15. A telescoping garage door assembly comprising:

a plurality of panels defining a garage door, each panel of the plurality of panels having a front, a back, a top, and a bottom, the front of each panel defining a first plane and the first planes of the plurality of panels being parallel, the plurality of panels being arranged in series such that the a first panel defines the top of the door and a last panel defines the bottom of the door;

a pair of brackets connected to the back of each panel, each bracket having flanges including an upper flange and a lower flange, the upper flange defining two holes and a lip, the lower flange defining one hole, the plurality of panels being positioned in spaced relation such that the upper flange of each panel interacts with the top of the adjacent panel;

means for moving the plurality of panels including a framework configured for supporting a plurality of guide rods and a drive mechanism,

the framework being configured to support the positioning of the plurality of guide rods, the plurality of guide rods being positioned in rows perpendicular to the first planes of the panels and aligned with the brackets, the plurality of guide rods being positioned in spaced relation such that the guide rods are aligned with the holes defined in the flanges of the respective panels for the movement of the panels along the guide rods between an open and a closed position, and

the drive mechanism including two interconnected pulley systems, each pulley system having a pair of flexible members, the flexible members including lifting brackets configured for interacting with the upper flanges of the lower most panel, the means for moving being configured for moving the plurality of panels between an open and a closed position by the direct contact of the lifting bracket with the last panel, the direct contact of the lifting bracket with the lip of the upper flange of the last panel being configured to move the last panel and sequentially add the moving of the adjoining panels between the open position and closed position.
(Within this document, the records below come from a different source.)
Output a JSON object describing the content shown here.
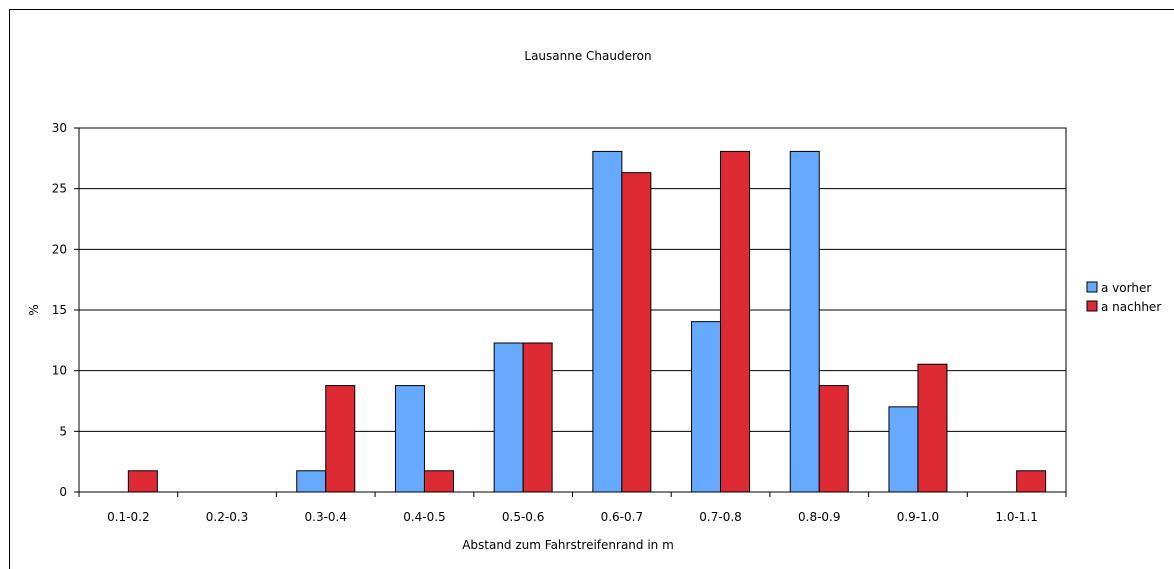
{
  "chart_data": {
    "type": "bar",
    "title": "Lausanne Chauderon",
    "xlabel": "Abstand zum Fahrstreifenrand in m",
    "ylabel": "%",
    "ylim": [
      0,
      30
    ],
    "yticks": [
      0,
      5,
      10,
      15,
      20,
      25,
      30
    ],
    "grid": true,
    "legend_position": "right",
    "categories": [
      "0.1-0.2",
      "0.2-0.3",
      "0.3-0.4",
      "0.4-0.5",
      "0.5-0.6",
      "0.6-0.7",
      "0.7-0.8",
      "0.8-0.9",
      "0.9-1.0",
      "1.0-1.1"
    ],
    "series": [
      {
        "name": "a vorher",
        "color": "#66aaff",
        "values": [
          0,
          0,
          1.75,
          8.77,
          12.28,
          28.07,
          14.04,
          28.07,
          7.02,
          0
        ]
      },
      {
        "name": "a nachher",
        "color": "#dd2a33",
        "values": [
          1.75,
          0,
          8.77,
          1.75,
          12.28,
          26.32,
          28.07,
          8.77,
          10.53,
          1.75
        ]
      }
    ]
  }
}
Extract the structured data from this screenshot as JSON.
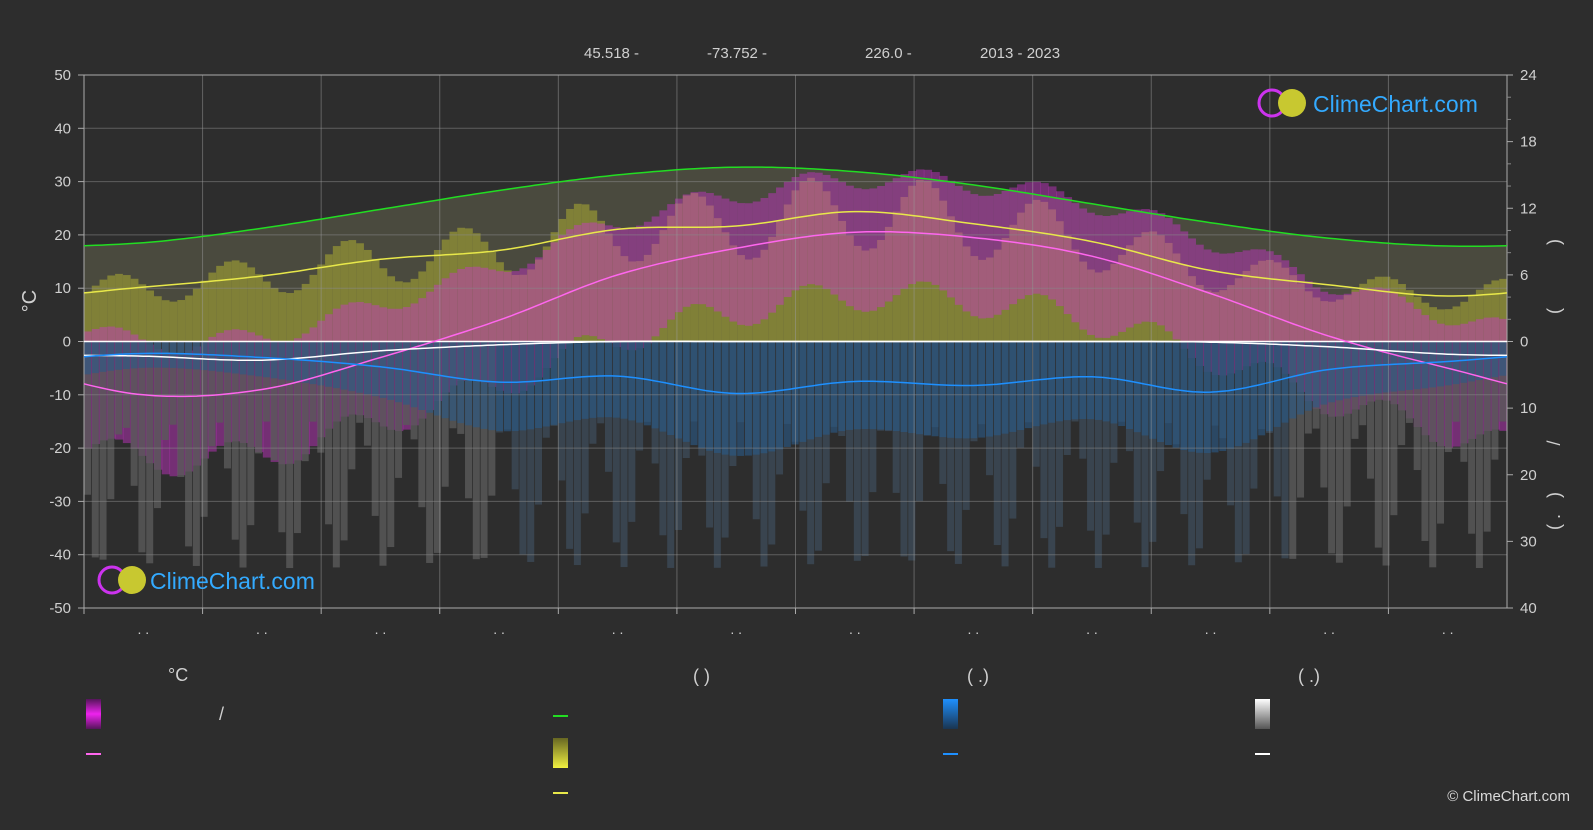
{
  "header": {
    "lat": "45.518 -",
    "lon": "-73.752 -",
    "elev": "226.0 -",
    "years": "2013 - 2023"
  },
  "axes": {
    "left_unit": "°C",
    "left_ticks": [
      "50",
      "40",
      "30",
      "20",
      "10",
      "0",
      "-10",
      "-20",
      "-30",
      "-40",
      "-50"
    ],
    "right_ticks_top": [
      "24",
      "18",
      "12",
      "6",
      "0"
    ],
    "right_ticks_bottom": [
      "10",
      "20",
      "30",
      "40"
    ],
    "right_label_parts": [
      ")",
      "(",
      "/",
      ")",
      "( ."
    ],
    "month_labels": [
      ". .",
      ". .",
      ". .",
      ". .",
      ". .",
      ". .",
      ". .",
      ". .",
      ". .",
      ". .",
      ". .",
      ". ."
    ]
  },
  "watermark": {
    "text": "ClimeChart.com"
  },
  "legend": {
    "col1_heading": "°C",
    "col1_row1_sep": "/",
    "col2_heading": "(          )",
    "col3_heading": "(   .)",
    "col4_heading": "(   .)"
  },
  "copyright": "© ClimeChart.com",
  "colors": {
    "background": "#2d2d2d",
    "daylight": "#22dd22",
    "sunshine": "#e8e84a",
    "temp_mean": "#ff66ee",
    "temp_range": "#dd22dd",
    "rain": "#1e90ff",
    "snow": "#ffffff",
    "watermark_text": "#33aaff"
  },
  "chart_data": {
    "type": "line",
    "x": [
      "Jan",
      "Feb",
      "Mar",
      "Apr",
      "May",
      "Jun",
      "Jul",
      "Aug",
      "Sep",
      "Oct",
      "Nov",
      "Dec"
    ],
    "left_axis": {
      "label": "°C",
      "ylim": [
        -50,
        50
      ]
    },
    "right_axis_top": {
      "ylim": [
        0,
        24
      ],
      "ticks": [
        0,
        6,
        12,
        18,
        24
      ]
    },
    "right_axis_bottom": {
      "ylim": [
        0,
        40
      ],
      "ticks": [
        0,
        10,
        20,
        30,
        40
      ]
    },
    "series": [
      {
        "key": "daylight",
        "axis": "right_top",
        "values": [
          8.9,
          10.2,
          11.9,
          13.6,
          15.0,
          15.7,
          15.3,
          14.1,
          12.4,
          10.7,
          9.3,
          8.6
        ]
      },
      {
        "key": "sunshine",
        "axis": "right_top",
        "values": [
          4.9,
          5.9,
          7.4,
          8.2,
          10.1,
          10.4,
          11.7,
          10.6,
          9.0,
          6.4,
          5.1,
          4.1
        ]
      },
      {
        "key": "temp_mean",
        "axis": "left",
        "values": [
          -10.0,
          -9.0,
          -3.0,
          4.0,
          12.5,
          17.5,
          20.5,
          19.5,
          16.0,
          9.0,
          1.0,
          -5.0
        ]
      },
      {
        "key": "snow",
        "axis": "right_bottom",
        "values": [
          2.2,
          2.8,
          1.4,
          0.5,
          0.0,
          0.0,
          0.0,
          0.0,
          0.0,
          0.1,
          0.8,
          1.9
        ]
      },
      {
        "key": "rain",
        "axis": "right_bottom",
        "values": [
          1.8,
          2.4,
          3.8,
          6.1,
          5.2,
          7.8,
          6.0,
          6.6,
          5.3,
          7.6,
          4.2,
          3.0
        ]
      }
    ],
    "grid": true
  }
}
16. The telescoping garage door assembly of claim 15, wherein the plurality of panels are moved in the first plane defined by each panel between the open position and closed position.

17. The telescoping garage door assembly of claim 15, wherein each of the panels of the plurality of panels is formed by a door panel forming machine, the panel forming machine defining corrugations in each panel.

18. The telescoping garage door assembly of claim 15, wherein the plurality of guide rods include adjustable stops and guide rod brackets, the stops and guide rod brackets being configured to limit the movement of the plurality of panels.